7 prisoners: tre buone ragioni per non perdere il film Netflix con Rodrigo Santoro

7 prisoners: tre buone ragioni per non perdere il film Netflix con Rodrigo Santoro

di Alessandra De Tommasi

Nell’epoca del politically correct il margine di manovra per la libertà di pensiero si assottiglia sempre più. Ma 7 prisoners fa eccezione: il film brasiliano, presentato nella sezione Orizzonti Extra della Mostra del cinema di Venezia e a novembre su Netflix, non si preoccupa molto di ferire questa o quella categoria, denuncia il traffico di esseri umani e basta. Ad un racconto epico, il regista Alexandre Moratto preferisce una dimensione intima, sceglie sette uomini rinchiusi in cattività per lavorare in una discarica dopo essere stati portati con l’inganno a Rio.

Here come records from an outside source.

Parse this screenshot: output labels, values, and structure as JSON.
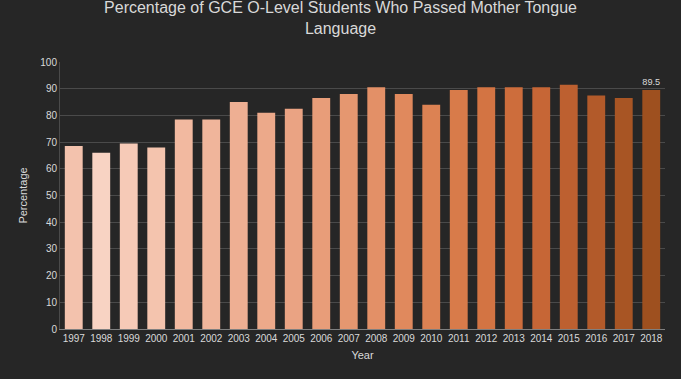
{
  "chart_data": {
    "type": "bar",
    "title": "Percentage of GCE O-Level Students Who Passed Mother Tongue Language",
    "x_label": "Year",
    "y_label": "Percentage",
    "categories": [
      "1997",
      "1998",
      "1999",
      "2000",
      "2001",
      "2002",
      "2003",
      "2004",
      "2005",
      "2006",
      "2007",
      "2008",
      "2009",
      "2010",
      "2011",
      "2012",
      "2013",
      "2014",
      "2015",
      "2016",
      "2017",
      "2018"
    ],
    "values": [
      68.5,
      66,
      69.5,
      68,
      78.5,
      78.5,
      85,
      81,
      82.5,
      86.5,
      88,
      90.5,
      88,
      84,
      89.5,
      90.5,
      90.5,
      90.5,
      91.5,
      87.5,
      86.5,
      89.5
    ],
    "value_labels": [
      null,
      null,
      null,
      null,
      null,
      null,
      null,
      null,
      null,
      null,
      null,
      null,
      null,
      null,
      null,
      null,
      null,
      null,
      null,
      null,
      null,
      "89.5"
    ],
    "data_labels": true,
    "colors": [
      "#f3c2ad",
      "#f8d3c3",
      "#f6cab7",
      "#f4c4ae",
      "#f2b9a0",
      "#f0b59b",
      "#eeaf93",
      "#eca98a",
      "#eaa383",
      "#e89d79",
      "#e59770",
      "#e39067",
      "#e0895d",
      "#dc8253",
      "#d87b4a",
      "#d37443",
      "#cd6d3c",
      "#c66636",
      "#bd6030",
      "#b25a2a",
      "#a85524",
      "#9e501f"
    ],
    "ylim": [
      0,
      100
    ],
    "yticks": [
      0,
      10,
      20,
      30,
      40,
      50,
      60,
      70,
      80,
      90,
      100
    ],
    "grid": true
  }
}
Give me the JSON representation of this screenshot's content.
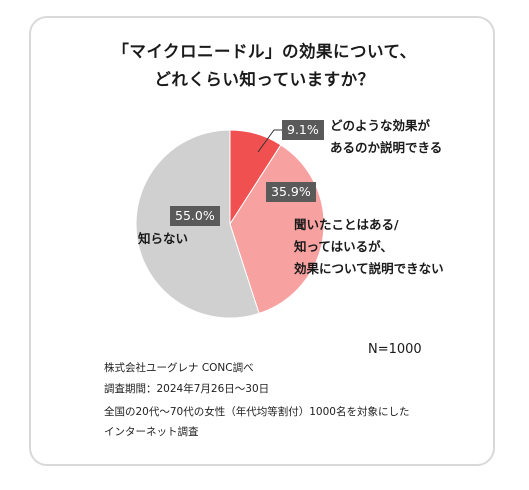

Il regista del film-fenomeno indiano La tigre bianca (sempre disponibile sulla piattaforma streaming) Ramin Bahrani si è subito innamorato della storia e ha deciso di produrla. L’aguzzino, Luca, ha invece il volto di Rodrigo Santoro (Love Actually, 300).

Troppi progetti si proclamano “necessari” senza mai avere il coraggio di fare il passo successivo. Qui, invece, uno dei sette prigionieri è davvero scappato dopo sei mesi di lavori forzati e ora è tornato un uomo libero. Verità e finzione quindi s’intrecciano con struggente poesia.

Ecco allora tre buone ragioni per non perderlo e “un’avvertenza per l’uso”, secondo il parere semiserio ma insindacabile di Leggo.


TRE BUONE RAGIONI PER VEDERLO:

UNO: Il sogno brasiliano:

Qui non c’è un sogno americano, ma un miraggio brasiliano: la distanza tra ricchi e poveri è siderale e i giovani protagonisti vogliono solo poter provvedere alla famiglia lasciata in campagna.

Una lotta tra poveri per scampare alla fame e conquistare un briciolo di dignità. D’altronde lavorano sodo, s’impegnano e non piantano grane. Ma dietro il miraggio del lavoro si cela l’orrore della schiavitù, qui raccontata nei minimi dettagli, ma senza morbosità.


DUE: Dietro le sbarre:
Materassi putridi, sbarre alle porte e alle finestre e, per punizione, settimane senza acqua per lavarsi. Sono alcuni dei dettagli della vita degli orrori in cattività. Niente documenti, nessun diritto e persino politici e forze dell’ordine guardano dall’altra parte o addirittura perpetuano la violenza. Per mostrare tutto questo ancora una volta non c’è il filtro del pietismo o del buonismo, ma uno sguardo lucido e incisivo.


TRE: I dilemmi morali:

Alcuni di questi contadini in fuga dalla provincia sperduta del Brasile non solo non sanno leggere ma non hanno mai dormito in un vero letto in tutta la vita. Spinti dalla disperazione, si sono venduti loro malgrado ad un gruppo di criminali organizzati che sfruttano l’assenza di alternative per rinchiuderli. Ad un certo punto però la vittima può diventare carnefice, quando ne ha la possibilità e ci si chiede se, al posto suo, non faremmo lo stesso.

UN’AVVERTENZA PER L’USO PRIMA DELLA VISIONE:

Chi non crede che il cinema possa essere specchio della realtà ma debba svolgere un puro ruolo d’intrattenimento è pregato cordialmente di passare oltre. 40 milioni di persone nel mondo sono ancora schiave, ma guardarle negli occhi e dare loro un nome non è compito per tutti.